Jamie Vardy - Still going strong for Leicester at the age of 35.

Jamie Vardy 08 sierpnia 2015

Leicester City icon Jamie Vardy has endured an injury-hit 2021/22 Premier League campaign thus far, but the 35-year-old is back in first team action after hamstring issues. Vardy climbed off the bench to help the Foxes to a 2-0 away victory over relegation-threatened Burnley, moving Brendan Rodgers’ men up to 12th place in the table. Vardy’s return was most welcome for Rodgers, who has seen his side lacking potency in the final third in his absence.

Rodgers described Vardy as a “real catalyst for the team” despite entering the twilight of his career. Rodgers noted his persistent “energy” and the way he “runs and presses” to help Leicester defend from the front. Vardy has been the fulcrum of the Leicester attack for more than a decade now. It was his Midas touch in front of goal that helped the Foxes to their miraculous Premier League title win in 2016 and he’s still going strong in 2022.

Vardy breaks Ian Wright’s Premier League goalscoring record

Turf Moor 2021

Jamie Vardy’s late goal at Turf Moor to defeat Burnley saw him hit 94 Premier League goals since turning 30 and his 128th top-flight goal in his career thus far. That 94th goal saw Vardy leapfrog Arsenal legend Ian Wright to become the most prolific striker over 30 years of age in the Premier League. Vardy equalled Ian Wright’s goal tally back in November, but hamstring problems have prevented him from moving into a league of his own. It was fitting that he would score in his first game back after a lay-off of more than two months.
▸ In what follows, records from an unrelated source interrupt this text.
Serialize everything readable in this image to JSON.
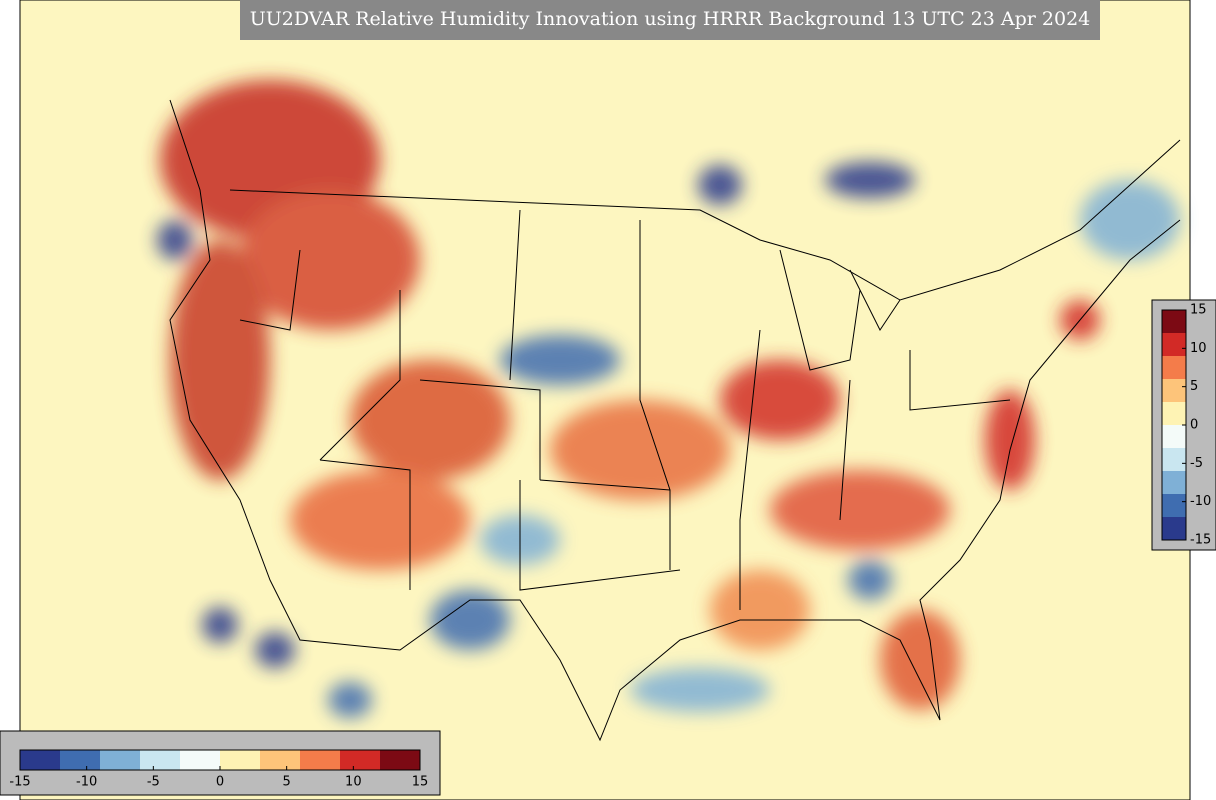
{
  "title": "UU2DVAR Relative Humidity Innovation using HRRR Background 13 UTC 23 Apr 2024",
  "colorbar": {
    "lim": [
      -15,
      15
    ],
    "ticks": [
      -15,
      -10,
      -5,
      0,
      5,
      10,
      15
    ],
    "colors": [
      "#2a3a8c",
      "#3f6db0",
      "#7fb0d6",
      "#c9e6f0",
      "#f4fbf9",
      "#fef3b4",
      "#fdc47a",
      "#f47c4a",
      "#d22a26",
      "#7c0a14"
    ]
  }
}
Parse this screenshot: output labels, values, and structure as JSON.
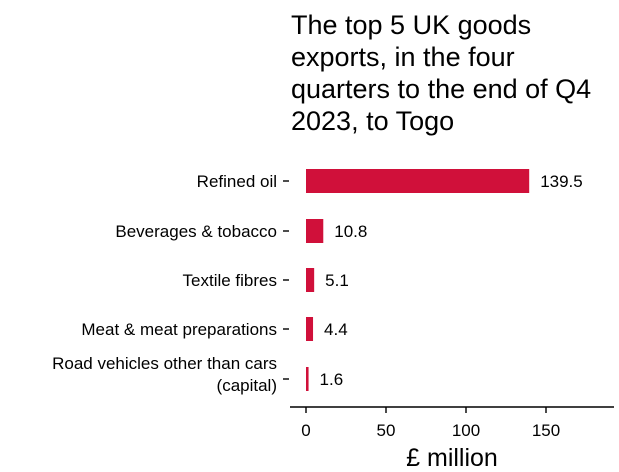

Vardy’s goalscoring record since turning 30 usurps even the likes of Alan Shearer and Teddy Sheringham, who both maintained prolific goalscoring records in their latter years. Shearer notched 84 Premier League goals in his 30s, while Sheringham bagged 77 goals after turning 30, with the latter even playing on into his 40s.

Vardy’s late arrival on the Premier League stage maintains his hunger

Jamie Vardy is the archetypal ‘late bloomer’ in footballing terms. The Sheffield-born striker was still playing non-league football as recently as the 2011/12 season, when he bagged 31 goals in 36 appearances for Fleetwood Town, who were chasing a National League promotion at the time. Having failed to secure a long-term contract with the Sheffield Wednesday academy in the early 2000s, Vardy played his way through the football pyramid, with prolific spells for Stocksbridge Park Steels and FC Halifax Town.
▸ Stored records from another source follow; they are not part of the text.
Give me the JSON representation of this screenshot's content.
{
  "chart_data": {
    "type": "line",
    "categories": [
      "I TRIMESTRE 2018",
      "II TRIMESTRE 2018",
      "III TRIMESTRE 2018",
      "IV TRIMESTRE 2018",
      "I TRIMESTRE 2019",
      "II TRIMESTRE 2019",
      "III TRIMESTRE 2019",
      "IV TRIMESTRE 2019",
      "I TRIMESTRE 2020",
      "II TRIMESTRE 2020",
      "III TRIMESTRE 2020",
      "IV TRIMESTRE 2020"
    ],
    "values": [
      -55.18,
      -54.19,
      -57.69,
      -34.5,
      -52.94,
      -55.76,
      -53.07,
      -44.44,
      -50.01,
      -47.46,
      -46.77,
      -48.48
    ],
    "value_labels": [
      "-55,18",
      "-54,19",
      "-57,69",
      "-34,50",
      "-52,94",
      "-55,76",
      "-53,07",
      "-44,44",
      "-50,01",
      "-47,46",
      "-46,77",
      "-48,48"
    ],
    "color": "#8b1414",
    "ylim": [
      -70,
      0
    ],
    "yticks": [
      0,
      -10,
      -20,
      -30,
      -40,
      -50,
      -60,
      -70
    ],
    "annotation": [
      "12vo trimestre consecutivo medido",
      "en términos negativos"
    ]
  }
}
By the time transfer interest arrived from Leicester in 2012, Vardy was dubbed the ‘non-league’s first million-pound player’. Sure enough, Fleetwood managed to negotiate a deal worth £1m, rising to £1.7m based on add-ons. A jump from the National League to the Championship seemed a huge chasm to bridge. Vardy took a season to acclimatise, but he hit the ground running in the 2013/14 campaign, helping the Foxes to the Championship title and securing the Players’ Player of the Season award.

His man-of-the-match display against Manchester United in his debut Premier League season announced him on the biggest stage. Ian Wright said recently that he believed Vardy would go all the way to play for England if he maintained that form – and sure enough he would get the call-up to the England senior squad later that season.

The fact that Vardy took eight years to go from Stocksbridge Park Steels to the England national team has left him with the hunger to continue into his late 30s. Having only tasted Premier League football at the age of 27, he’s not someone that has been exposed to the physical and mental rigours of the top-flight game from youth team level.

There remains plenty for Leicester and Vardy to play for in the latter third of the 2021/22 season. Although qualification for both the Champions League and Europa League now looks all but impossible, the Foxes still have a shot at the inaugural Europa Conference League. Leicester advanced to the last 16 of the competition with a 7-2 aggregate win over Danish side Randers to tee up a clash with French side Rennes.

Rodgers, who admitted that he relishes Leicester’s European nights, believes the competition represents a chance for City’s season to end in silverware – and guaranteed entry into next season’s Europa League.